Also wir müssten als Deutschland und auch als EU und Nato, unser fair nachhaltiges Genug in den Fokus ziehen und auch das der andern. Und auf keinen Fall über faire Anteile hinaus anhäufen/behalten. Weder durch Erobern/Verteidigen noch durch Tauschen und auch nicht durch Schenken.

Universell moralischer Selbstanspruch (kurz: UMSA)

Die Bezeichnung ist eine rkslp.org Eigenkreation.

Sie steht für das Streben nach einem optimalen Moralcodex, der nicht durch den bewussten oder unbewussten Hang zum eigenen Vorteil oder zur Tradition/Überlieferung verwässert wurde.

Dabei wird davon ausgegangen, dass es nur einen solchen optimalen Moralcodex gibt, aber die subjektiven Einschätzungen über solch einen Codex werden wohl noch ziemlich lange von einander abweichen.

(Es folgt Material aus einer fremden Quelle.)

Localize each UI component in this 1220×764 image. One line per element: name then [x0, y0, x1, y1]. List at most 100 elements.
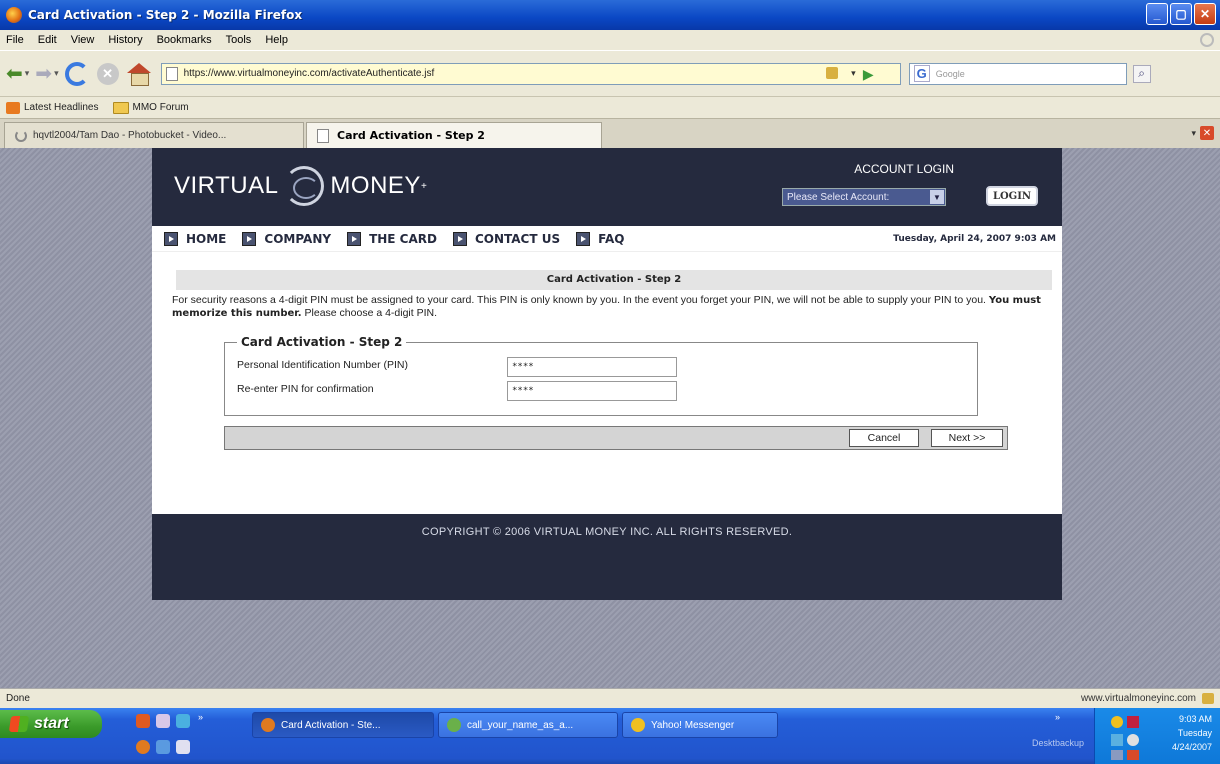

Eine mit universell moralischem Selbstanspruch legitimierte Sozialvertragsethik, so wie sie diese rkslp.org und damit der Autor bzw. eher umgekehrt, vertritt, strebt dabei nach einer Regelsammlung, welche nur solche Regeln enthält auf die sich alle, die sich für diese Regelsammlung entschieden haben, freiwillig mit universell moralischem Selbstanspruch geeinigt haben. Nicht mehr und nicht weniger. Das Verhalten andern gegenüber, die nicht diese Regelsammlung für sich gewählt haben erfolgt dann entsprechend handlungsfähig einem in der Regelsammlung abgebildeten Codex. Also nach innen gilt eine Ordnung nach außen ein Codex. Wenn man solch einen Vertrag aufkündigt oder erst gar nicht beitritt, könnte man also trotzdem mit dem Codex kollidieren. Das hätte dann im Rahmen des Möglichen mit universell moralischem Selbstanspruch definierte Konsequenzen, das hängt dann vom Codex-bezogenem Urteil ab. Es wird davon ausgegangen, dass jeder Mitglied mehrerer auch und vor allem demokratisch legitimierter Sozialverträge ist und fast jeder (im Geiste und noch ständig optimiert) einen hat, den umfassendsten, den er nur selbst unterschieben hat. Die meisten werden wohl ein globales Miteinander anstreben, dass nach diesem Codex zumindest noch tolerierbar ist. Wobei fast alle Individuen (zumindest) faire, mit universell moralischem Selbstanspruch, Eigeninteressen durch die Regelsammlung wohl immer mit abgedeckt haben wollen.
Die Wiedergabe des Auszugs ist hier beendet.